A machine-rendered reading of the paper's core claim, the machinery that carries it, and where it could break.
Core claim
RoundPipe breaks the weight binding constraint on consumer GPU servers by treating GPUs as a pool of stateless execution workers and dynamically dispatching computation stages across devices in a round-robin manner to achieve a near-zero-bubble pipeline, while integrating a priority-aware transfer scheduling engine, a fine-grained distributed event-based synchronization protocol, and an automated layer partitioning algorithm to ensure training correctness and efficiency.
What carries the argument
Round-robin dynamic dispatching of computation stages to stateless GPU workers, which decouples stage assignment from fixed device binding.
If this is right
- RoundPipe delivers 1.48 to 2.16 times speedups compared to state-of-the-art baselines for fine-tuning models ranging from 1.7 billion to 32 billion parameters.

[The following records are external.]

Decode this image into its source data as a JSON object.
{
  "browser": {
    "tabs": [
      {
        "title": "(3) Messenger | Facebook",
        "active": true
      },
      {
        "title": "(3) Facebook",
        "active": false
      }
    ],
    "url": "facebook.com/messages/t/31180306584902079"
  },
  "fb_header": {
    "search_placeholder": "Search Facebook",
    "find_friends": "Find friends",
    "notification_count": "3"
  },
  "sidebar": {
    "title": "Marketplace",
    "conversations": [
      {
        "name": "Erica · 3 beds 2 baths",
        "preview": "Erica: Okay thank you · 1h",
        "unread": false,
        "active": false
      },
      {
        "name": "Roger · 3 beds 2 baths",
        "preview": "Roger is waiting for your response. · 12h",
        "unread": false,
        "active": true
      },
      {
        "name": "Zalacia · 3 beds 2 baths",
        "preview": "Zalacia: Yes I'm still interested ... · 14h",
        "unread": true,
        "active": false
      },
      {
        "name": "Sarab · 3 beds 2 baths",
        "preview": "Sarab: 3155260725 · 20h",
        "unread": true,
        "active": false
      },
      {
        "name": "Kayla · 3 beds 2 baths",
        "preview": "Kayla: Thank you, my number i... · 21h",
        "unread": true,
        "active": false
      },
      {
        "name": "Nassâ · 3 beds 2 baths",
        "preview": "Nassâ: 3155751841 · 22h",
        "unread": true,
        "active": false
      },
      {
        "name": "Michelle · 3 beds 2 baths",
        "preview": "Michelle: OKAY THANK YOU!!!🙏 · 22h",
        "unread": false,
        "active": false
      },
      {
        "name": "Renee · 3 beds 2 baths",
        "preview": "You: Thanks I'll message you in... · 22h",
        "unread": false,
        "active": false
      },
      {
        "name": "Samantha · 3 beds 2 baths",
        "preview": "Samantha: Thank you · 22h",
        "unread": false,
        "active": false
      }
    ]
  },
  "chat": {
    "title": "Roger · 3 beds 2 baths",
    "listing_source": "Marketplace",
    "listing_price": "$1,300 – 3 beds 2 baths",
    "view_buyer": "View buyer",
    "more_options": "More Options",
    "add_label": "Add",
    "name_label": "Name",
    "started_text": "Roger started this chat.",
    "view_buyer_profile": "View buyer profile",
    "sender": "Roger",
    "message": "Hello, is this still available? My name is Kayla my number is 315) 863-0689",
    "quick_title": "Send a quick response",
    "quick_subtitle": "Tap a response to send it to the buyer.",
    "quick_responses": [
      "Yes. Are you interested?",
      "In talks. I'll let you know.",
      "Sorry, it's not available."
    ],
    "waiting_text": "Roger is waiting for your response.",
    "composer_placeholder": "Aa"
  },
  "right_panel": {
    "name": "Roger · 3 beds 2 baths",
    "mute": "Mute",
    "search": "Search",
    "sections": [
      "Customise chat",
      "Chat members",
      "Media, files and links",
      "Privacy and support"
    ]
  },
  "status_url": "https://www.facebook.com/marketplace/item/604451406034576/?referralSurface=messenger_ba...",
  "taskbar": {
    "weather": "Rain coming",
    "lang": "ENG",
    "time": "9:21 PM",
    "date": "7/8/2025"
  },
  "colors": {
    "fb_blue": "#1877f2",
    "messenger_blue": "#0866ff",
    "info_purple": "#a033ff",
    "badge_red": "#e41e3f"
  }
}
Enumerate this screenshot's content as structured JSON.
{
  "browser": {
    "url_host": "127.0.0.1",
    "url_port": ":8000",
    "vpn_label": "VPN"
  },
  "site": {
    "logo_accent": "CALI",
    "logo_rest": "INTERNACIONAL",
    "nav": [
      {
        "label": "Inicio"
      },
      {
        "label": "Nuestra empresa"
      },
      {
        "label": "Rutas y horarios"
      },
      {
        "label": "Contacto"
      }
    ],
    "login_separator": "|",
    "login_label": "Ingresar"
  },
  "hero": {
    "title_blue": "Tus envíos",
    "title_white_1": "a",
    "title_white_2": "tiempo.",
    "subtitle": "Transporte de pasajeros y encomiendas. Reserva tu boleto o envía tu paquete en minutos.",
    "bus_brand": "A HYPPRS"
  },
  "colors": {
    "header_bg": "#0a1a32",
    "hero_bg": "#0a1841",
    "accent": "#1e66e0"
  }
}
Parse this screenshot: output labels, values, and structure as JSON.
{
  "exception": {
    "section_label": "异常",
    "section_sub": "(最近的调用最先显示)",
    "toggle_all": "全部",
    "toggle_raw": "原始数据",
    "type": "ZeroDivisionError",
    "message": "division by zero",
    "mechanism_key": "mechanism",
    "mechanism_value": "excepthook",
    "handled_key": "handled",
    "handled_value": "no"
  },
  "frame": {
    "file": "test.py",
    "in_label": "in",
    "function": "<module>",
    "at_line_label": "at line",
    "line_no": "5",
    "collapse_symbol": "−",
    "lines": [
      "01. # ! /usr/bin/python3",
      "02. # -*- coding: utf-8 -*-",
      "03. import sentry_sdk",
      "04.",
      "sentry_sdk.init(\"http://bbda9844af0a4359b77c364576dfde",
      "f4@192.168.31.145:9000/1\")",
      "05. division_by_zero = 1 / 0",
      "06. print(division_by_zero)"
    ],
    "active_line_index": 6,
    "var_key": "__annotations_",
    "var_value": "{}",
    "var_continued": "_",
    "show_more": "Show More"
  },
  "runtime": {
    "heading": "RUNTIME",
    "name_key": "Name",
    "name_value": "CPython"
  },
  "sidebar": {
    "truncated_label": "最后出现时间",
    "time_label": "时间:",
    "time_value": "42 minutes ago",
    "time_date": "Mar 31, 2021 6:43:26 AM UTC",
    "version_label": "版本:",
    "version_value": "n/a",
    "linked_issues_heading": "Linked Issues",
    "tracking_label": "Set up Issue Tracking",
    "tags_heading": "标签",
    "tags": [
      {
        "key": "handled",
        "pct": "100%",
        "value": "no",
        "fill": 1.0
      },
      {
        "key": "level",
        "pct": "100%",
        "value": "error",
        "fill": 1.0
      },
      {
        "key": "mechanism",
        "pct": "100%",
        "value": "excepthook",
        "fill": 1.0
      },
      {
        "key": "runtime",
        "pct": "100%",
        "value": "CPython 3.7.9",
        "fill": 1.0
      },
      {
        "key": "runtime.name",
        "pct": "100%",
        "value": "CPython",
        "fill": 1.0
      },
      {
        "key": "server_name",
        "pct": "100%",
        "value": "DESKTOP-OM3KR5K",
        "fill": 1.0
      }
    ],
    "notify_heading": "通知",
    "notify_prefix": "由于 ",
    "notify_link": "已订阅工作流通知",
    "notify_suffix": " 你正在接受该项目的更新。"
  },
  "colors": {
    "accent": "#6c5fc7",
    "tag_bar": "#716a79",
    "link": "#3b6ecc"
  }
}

- It enables LoRA fine-tuning of the Qwen3-235B model using sequences of 31K length on a single consumer-grade server with eight RTX 4090 GPUs.
- The approach supports training correctness and convergence for arbitrary model architectures and sequence lengths.
- Pipeline bubbles are reduced to near zero through the combination of dynamic dispatch and supporting mechanisms.
Where Pith is reading between the lines
- Similar dynamic dispatching logic could be adapted for distributed inference to improve utilization on heterogeneous hardware.
- Researchers might experiment with combining RoundPipe with other memory optimization techniques like quantization to further scale model sizes.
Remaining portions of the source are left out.